Automatische uitwisseling
Begin september is bij de Tweede Kamer een wetsvoorstel ingediend voor het automatisch uitwisselen van inlichtingen over voorafgaande grensoverschrijdende rulings en verrekenprijsafspraken tussen de EU-lidstaten. Hiermee implementeert Nederland een verplichte EU-richtlijn met voorschriften voor deze automatische uitwisseling.
Correcte implementatie
Nederland implementeert volgens Ubachs niet ruimer dan waartoe verplicht conform de EU-richtlijn. Als prettige bijkomstigheid maakt de wetgever ook gebruik van de uitzonderingsmogelijkheid voor het mkb. Hierdoor zullen kort gezegd inlichtingen over bestaande rulings en verrekenprijsafspraken van bedrijven met een jaarlijkse netto groepsomzet minder dan € 40 miljoen, niet automatisch worden uitgewisseld, tenzij men zich hoofdzakelijk bezighoudt met financiële of investeringsactiviteiten.

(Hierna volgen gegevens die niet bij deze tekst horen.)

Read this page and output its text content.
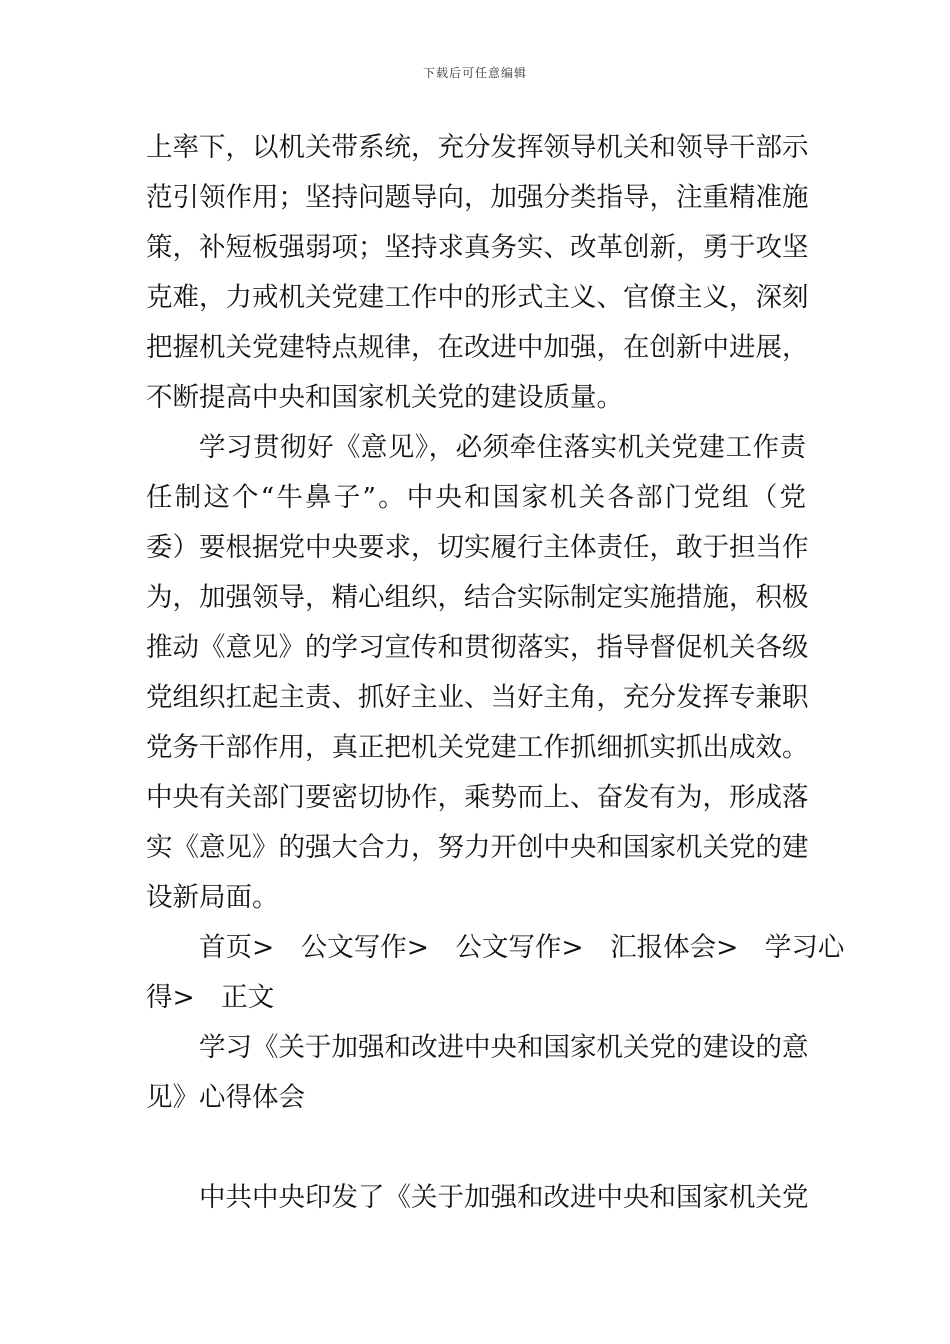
下载后可任意编辑
上率下，以机关带系统，充分发挥领导机关和领导干部示
范引领作用；坚持问题导向，加强分类指导，注重精准施
策，补短板强弱项；坚持求真务实、改革创新，勇于攻坚
克难，力戒机关党建工作中的形式主义、官僚主义，深刻
把握机关党建特点规律，在改进中加强，在创新中进展，
不断提高中央和国家机关党的建设质量。
学习贯彻好《意见》，必须牵住落实机关党建工作责
任制这个“牛鼻子”。中央和国家机关各部门党组（党
委）要根据党中央要求，切实履行主体责任，敢于担当作
为，加强领导，精心组织，结合实际制定实施措施，积极
推动《意见》的学习宣传和贯彻落实，指导督促机关各级
党组织扛起主责、抓好主业、当好主角，充分发挥专兼职
党务干部作用，真正把机关党建工作抓细抓实抓出成效。
中央有关部门要密切协作，乘势而上、奋发有为，形成落
实《意见》的强大合力，努力开创中央和国家机关党的建
设新局面。
首页>　公文写作>　公文写作>　汇报体会>　学习心
得>　正文
学习《关于加强和改进中央和国家机关党的建设的意
见》心得体会
中共中央印发了《关于加强和改进中央和国家机关党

Dat het mkb hier buiten schot blijft, vindt Ubachs een terechte en logische stap. "In geval van een netto groepsomzet van minder dan € 40 miljoen is het financieel belang bij een ruling of verrekenprijsafspraak voor de andere lidstaat doorgaans beperkter. Bovendien wordt het mkb niet opgezadeld met eventueel bijkomende administratieve verplichtingen, die voor deze doelgroep toch altijd zwaarder wegen dan voor de grote multinational met een aparte fiscale afdeling."
Afschuiven?
Het lijkt merkwaardig dat Ubachs wijst op mogelijk bijkomende administratieve verplichtingen, maar dat is het zeker niet. De verplichting om informatie over rulings en verrekenprijsafspraken uit te wisselen rust weliswaar op de Belastingautoriteiten van de verschillende lidstaten en niet op de individuele belastingplichtige, maar dat weerhoudt de Belastingdienst niet van het versturen van een 'exchange tax rulings-formulier' voor in het verleden afgesloten maar nog wel geldige ATR's (Advance Tax Rulings) en APA's (Advance Pricing Agreements). Het is de belastingadviseur die destijds voor zijn klant betrokken is geweest bij het afsluiten van de ruling, die dit formulier met handleiding per e-mail ontvangt met het verzoek het formulier in te vullen en te retourneren. In de begeleidende mail staat dat er geen verplichting is om het formulier in te vullen en dat, als retourzending uitblijft, de inspecteur de gegevens zelf zal verzamelen.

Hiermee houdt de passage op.